Zuhause fällt mir beim dokumentieren meiner "Daten" auf, dass ich in dieser Woche jeden Tag laufen war. Da ich versuchsweise dazu übergegangen bin meine Statistik bei 1-2-sports zu führen, ist es mir zuvor nicht bewusst geworden. Es war keine Absicht, kein Plan, es hat sich einfach mal so ergeben. Es gibt auch keinen Plan irgend etwas fortzuführen oder zu entwickeln. Manchmal sind die Dinge verrückt und unerklärlich.

Sonntag, 21. November 2010

Erster Raureif





Es war ein Lauf aus der Dunkelheit in den Tag. Sternklarer Himmel, sonderbar hell, weil der fast volle Mond meinen Weg ansatzweise andeutete. Erst verschwanden die Sterne, die Venus begleitete mich noch eine Weile. Der Mond senkte sich allmählich über die brachliegenden Felder. Der Tag machte sich bemerkbar und das nächtliche Himmelslicht wurde nicht weiter benötigt. Am Wegesrand auf den Pflanzen zeigte sich der erste zart Raureif in diesem Herbst. 2 °C und das Schwitzen hielt sich an diesem Morgen in Grenzen. So langsam sollte sich jetzt auch die Sonne bemerkbar machen. Doch der Morgendunst zeigte sich zäh und am Waldesrand bildete sich leichter Nebel. Was können Vögel um diese Jahreszeit schön zwitschern. Schade, dass ich kein Vogelkundler bin und den Gesang nicht zuordnen kann. Unverkennbar aber der Warnruf eines Fasans und später dann die Krähen. Man sagt den Rabenvögel ja eine bemerkenswerte Lernfähigkeit nach. Ich bin dann immer enttäuscht, wenn sie davon fliegen, sobald ich mich ihnen nähere. Sie müssten doch eigentlich wissen, dass ich zu langsam bin und schon aus diesem Grunde keine Gefahr bedeute. Außerdem bin ich an und für sich sehr friedfertig. Deshalb freue ich mich, dass heute einmal einer dieser sehr stattlichen Vögel am Wegrand am Boden bleibt, als ich an ihm vorbei laufe.

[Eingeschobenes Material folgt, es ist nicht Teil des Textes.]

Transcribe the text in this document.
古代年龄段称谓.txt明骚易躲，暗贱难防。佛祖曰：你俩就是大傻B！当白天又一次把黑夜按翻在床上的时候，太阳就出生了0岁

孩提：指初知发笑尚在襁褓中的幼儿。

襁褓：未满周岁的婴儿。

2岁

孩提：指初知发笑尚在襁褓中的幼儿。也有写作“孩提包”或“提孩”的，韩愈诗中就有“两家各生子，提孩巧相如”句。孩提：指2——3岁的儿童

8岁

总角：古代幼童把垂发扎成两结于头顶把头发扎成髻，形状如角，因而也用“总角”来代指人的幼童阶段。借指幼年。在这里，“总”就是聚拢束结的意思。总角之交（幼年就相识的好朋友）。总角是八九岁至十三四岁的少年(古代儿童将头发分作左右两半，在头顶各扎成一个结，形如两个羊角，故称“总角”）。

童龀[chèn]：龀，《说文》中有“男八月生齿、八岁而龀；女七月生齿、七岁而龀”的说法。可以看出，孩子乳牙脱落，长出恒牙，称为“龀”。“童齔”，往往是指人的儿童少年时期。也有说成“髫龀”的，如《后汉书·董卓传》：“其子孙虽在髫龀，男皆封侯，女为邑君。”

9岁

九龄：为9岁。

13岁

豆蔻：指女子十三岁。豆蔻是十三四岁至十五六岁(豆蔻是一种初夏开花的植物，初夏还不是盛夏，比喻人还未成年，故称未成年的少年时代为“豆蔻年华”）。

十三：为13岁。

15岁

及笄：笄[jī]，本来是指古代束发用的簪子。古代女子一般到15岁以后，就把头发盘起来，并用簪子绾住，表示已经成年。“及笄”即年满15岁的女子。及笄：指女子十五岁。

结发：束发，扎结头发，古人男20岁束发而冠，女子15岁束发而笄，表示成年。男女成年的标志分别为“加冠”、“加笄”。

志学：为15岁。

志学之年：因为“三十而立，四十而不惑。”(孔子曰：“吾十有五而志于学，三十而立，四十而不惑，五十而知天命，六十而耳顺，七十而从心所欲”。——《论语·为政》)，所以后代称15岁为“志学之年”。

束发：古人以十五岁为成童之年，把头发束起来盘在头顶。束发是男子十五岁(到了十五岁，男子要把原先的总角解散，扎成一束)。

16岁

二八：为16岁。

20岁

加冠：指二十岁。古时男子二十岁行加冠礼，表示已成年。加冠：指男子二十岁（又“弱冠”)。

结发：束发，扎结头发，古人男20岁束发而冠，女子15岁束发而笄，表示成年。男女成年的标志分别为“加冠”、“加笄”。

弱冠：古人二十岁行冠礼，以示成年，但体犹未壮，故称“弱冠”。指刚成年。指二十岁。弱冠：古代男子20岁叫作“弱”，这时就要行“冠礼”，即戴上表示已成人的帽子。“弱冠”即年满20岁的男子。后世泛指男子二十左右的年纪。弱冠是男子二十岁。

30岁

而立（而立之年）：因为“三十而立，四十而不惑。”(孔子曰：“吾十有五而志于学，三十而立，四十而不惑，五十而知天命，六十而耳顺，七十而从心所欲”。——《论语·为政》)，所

An einer Weggabelung, die ich heute zum zweitenmal überlaufe, ist ein PKW vorgefahren und abgestellt, mit Blick in Richtung Sonnenaufgang. Ich bin froh, dass ich auch ohne fahrbaren Untersatz den mogendlichen Zauber erleben darf. Der Sonnenaufgang ist heute auch nicht außergewöhnlich spektakulär, sondern ganz normal schön. Aber es ist schon ein bisschen verückt, dass Leute sich am Sonntagmorgen ins Auto setzen, um einen Blick in die Natur zu werfen.

Gestern nachmittag, heute Morgen und den ganzen Tag über zeigt der November ein Gesicht, was man ihm eigentlich nicht zutraut. Heute Mittag strahlt dann auch die Recklinghäuser Altstadt, übermalt von einem tiefblauen Himmelszelt.

Donnerstag, 18. November 2010

Lieblingslaufwetter


Ein vierundachzig minütiger Lauf bei 7 °C, trocken und windstill. Kurze Hose langes Laufshirt, Kappe als Haarersatz und (weicheigerecht) dünne Baumwollhandschuhe. Die meisten Zeitgenossen werden sich bedanken. Ich fand es heute einfach nur optimal. Ein Wohlfühlwetter zum Laufen. Vielleicht hat dazu beigetragen, dass eine unbedeutende Verletzung der Wadenmuskulatur zu einer kleinen Laufpause geführt hatte und so die Freude an der Bewegung besonders intensiv war. Vielleicht lag es auch daran, dass ich auf einer teilweise neuen Strecke neue Eindrücke auf mich wirken lassen konnte. Wie schön wir es doch haben, wenn wir nur mal etwas raus gehen und uns bewegen. Das "Pferdehaus" auf dem Bild liegt gerade mal 5 Kilometer von meiner Haustür entfernt, heute erstmals von mir entdeckt.